Para mi sorpresa, no
tardaron en llegar las respuestas. Aquella misma semana yo tenía clase de
Filosofía Antigua en la universidad. El profesor habló de cómo la idea
generalizada del paso del mito al logos era algo equivocada. Nos relató
detalladamente la forma en que, en aquellos tiempos, se entrelazaron ambas
formas de describir la realidad. “No será hasta mucho después que la filosofía
se separará por completo del relato mítico”, nos decía. Fue en este momento
cuando pronunció las mismas palabras que en mí habían creado tantas incógnitas.
“¿Creían los griegos en sus mitos?”
El profesor nos explicó que no exactamente. Para los griegos
de aquellos tiempos la religión era de estado, lo que quiere decir que solo
conocían las razones de los ritos los sacerdotes y los iniciados. Por otro
lado, estaban los ciudadanos comunes, que conocían la religión a través de los
mitos que las madres y cuidadoras les habían enseñado desde su nacimiento. Se
dice que los griegos aprendían a hablar gracias a los mitos que oían cuando
eran bebés.
Estos mitos eran explicaciones que hacían los griegos
partiendo de lo visible para explicar lo invisible. Es decir, que, por medio de
la forma de entender la realidad terrenal, creaban una metáfora para explicar
la realidad divina. Tomando el ejemplo de la genealogía, que era una práctica
habitual en el mito, se puede explicar este hecho. La genealogía consistía en
describir el mundo como si fuera un gran árbol genealógico. Los griegos
explicaban que primero estaba Caos que representaba lo que su mismo nombre
indica. De él nacieron Urano, titán que personificaba el cielo, y Gea, la
tierra. Y más tarde llegarían Cronos, que mató a Urano, y sus hijos Zeus,
Poseidón y Hades, los cuales representaban el rayo, el mar y el inframundo. De
esta forma explicaban los griegos el universo. No obstante, sus dioses eran
inmortales.
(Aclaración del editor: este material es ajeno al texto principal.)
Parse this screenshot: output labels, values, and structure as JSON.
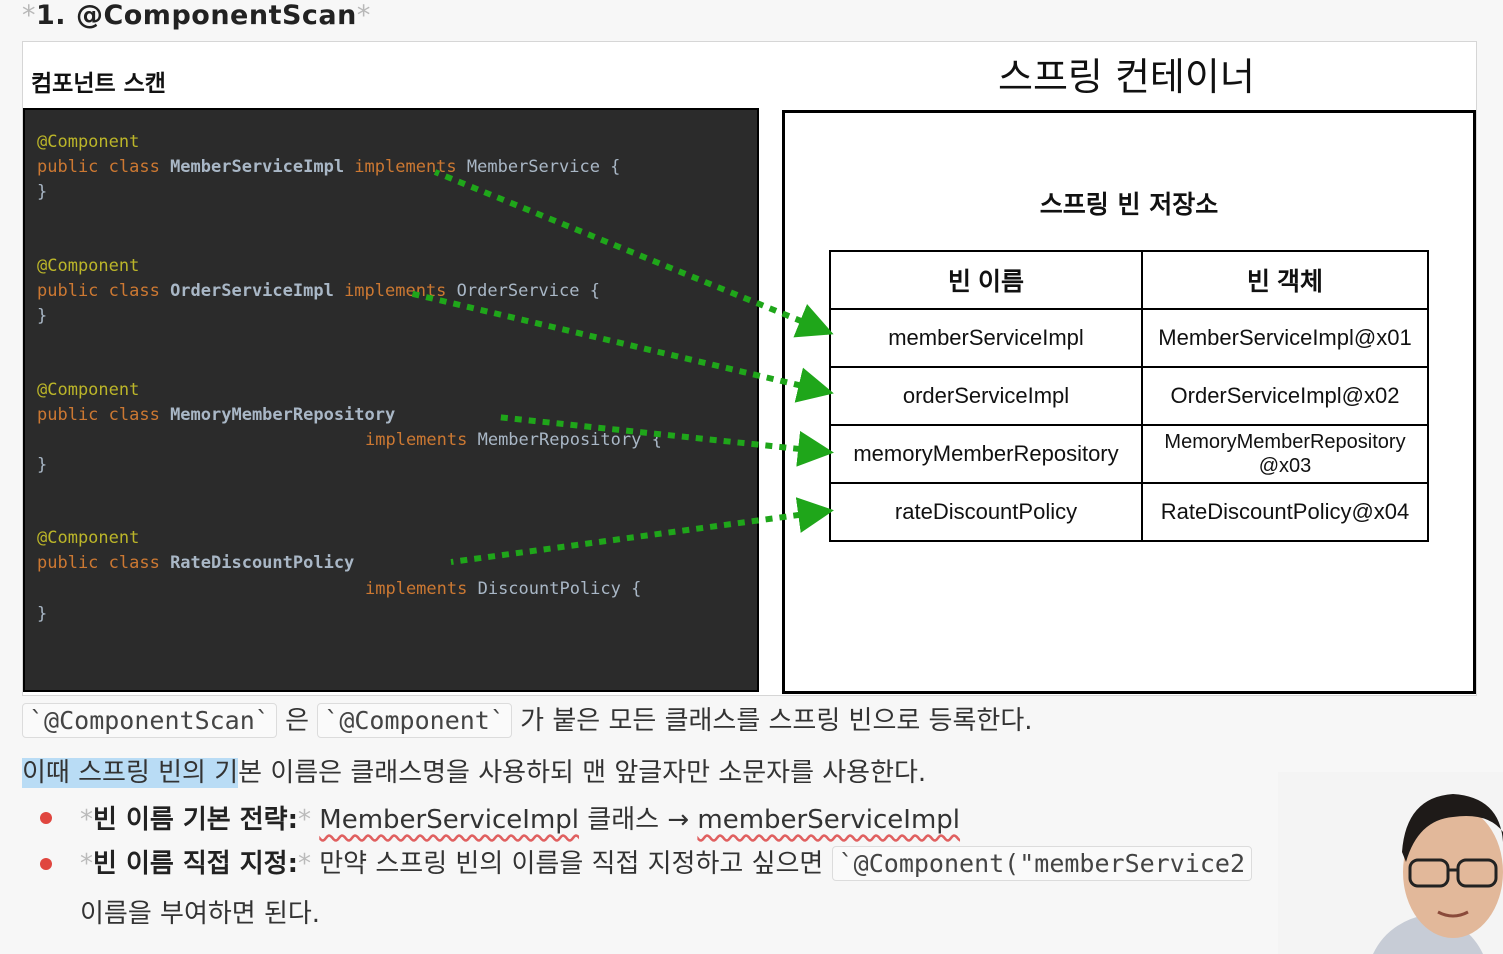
{
  "heading": {
    "star_left": "*",
    "text": "1. @ComponentScan",
    "star_right": "*"
  },
  "slide": {
    "scan_label": "컴포넌트 스캔",
    "container_title": "스프링 컨테이너",
    "code": {
      "block1": {
        "annotation": "@Component",
        "kw": "public class ",
        "class_name": "MemberServiceImpl",
        "rest": " implements ",
        "iface": "MemberService {",
        "close": "}"
      },
      "block2": {
        "annotation": "@Component",
        "kw": "public class ",
        "class_name": "OrderServiceImpl",
        "rest": " implements ",
        "iface": "OrderService {",
        "close": "}"
      },
      "block3": {
        "annotation": "@Component",
        "kw": "public class ",
        "class_name": "MemoryMemberRepository",
        "rest": "implements ",
        "iface": "MemberRepository {",
        "close": "}"
      },
      "block4": {
        "annotation": "@Component",
        "kw": "public class ",
        "class_name": "RateDiscountPolicy",
        "rest": "implements ",
        "iface": "DiscountPolicy {",
        "close": "}"
      }
    },
    "store_title": "스프링 빈 저장소",
    "table": {
      "headers": [
        "빈 이름",
        "빈 객체"
      ],
      "rows": [
        [
          "memberServiceImpl",
          "MemberServiceImpl@x01"
        ],
        [
          "orderServiceImpl",
          "OrderServiceImpl@x02"
        ],
        [
          "memoryMemberRepository",
          "MemoryMemberRepository\n@x03"
        ],
        [
          "rateDiscountPolicy",
          "RateDiscountPolicy@x04"
        ]
      ]
    },
    "arrow_color": "#1fa61a"
  },
  "body": {
    "line1": {
      "chip1": "`@ComponentScan`",
      "t1": " 은 ",
      "chip2": "`@Component`",
      "t2": " 가 붙은 모든 클래스를 스프링 빈으로 등록한다."
    },
    "line2": {
      "highlight": "이때 스프링 빈의 기",
      "rest": "본 이름은 클래스명을 사용하되 맨 앞글자만 소문자를 사용한다."
    },
    "bullet1": {
      "star": "*",
      "label": "빈 이름 기본 전략:",
      "star2": "*",
      "t1": " ",
      "u1": "MemberServiceImpl",
      "t2": " 클래스 → ",
      "u2": "memberServiceImpl"
    },
    "bullet2": {
      "star": "*",
      "label": "빈 이름 직접 지정:",
      "star2": "*",
      "t1": " 만약 스프링 빈의 이름을 직접 지정하고 싶으면 ",
      "chip": "`@Component(\"memberService2",
      "cont": "이름을 부여하면 된다."
    }
  }
}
No podían ser padres unos de otros ni nacer en un momento
determinado, puesto que eran eternos y siempre lo habían sido.
Entonces, ¿cuál era el propósito de todo esto? Lo más
sensato sería no pronunciar sentencias sobre lo desconocido, pensaría cualquier
habitante del siglo XXI. Sin embargo, todo era distinto entonces. La metáfora
era el instrumento más preciado, a falta de técnica y método. ¿Qué hace la
metáfora? Nos podríamos quedar pensando si esta figura que aún está presente en
nuestros días desvirtúa la realidad, o la describe tal y cómo es. Aún hoy
decimos que el universo está formado por unos átomos con un núcleo alrededor
del cual giran unas partículas llamadas electrones. ¿Giran en realidad los
electrones? ¿Hay un vacío entre los átomos? ¿Realmente son redondas las
partículas tal y cómo las representamos? Esto nos da una idea de que la
metáfora persiste, a pesar de haber sido denostada en el ámbito
científico.
Apolo y Dafne. Bernini. Museo Borghese.
|
¿O queda, en realidad, algo en lo aún podamos apoyarnos? No
parece sensato confiar en ella, pero la metáfora sigue siendo algo en lo que
debemos cimentar lo que sabemos. La metáfora nos ayuda a conocer y nos quita
poco a poco el velo que impide conocer la realidad. Es peligrosa cuando queda
fijada en nosotros y perdemos de vista su condición, pero es de extrema
necesidad. Nietzsche decía que las palabras son metáforas que hemos olvidado
que lo eran. Puede que todo nuestro conocimiento esté sustentado sobre
metáforas, pero, si no olvidamos que lo son, estas metáforas nos guiarán en el
camino.
Es un juego constante, del que a veces alguno prefiere no
despertar. Lo más fácil es caer en la comodidad de la creencia ciega en la
metáfora. No culpo a nadie de ello. El mito es bello. Aún así, y después de
todo, podemos decir que no. No todos ellos creían en sus mitos.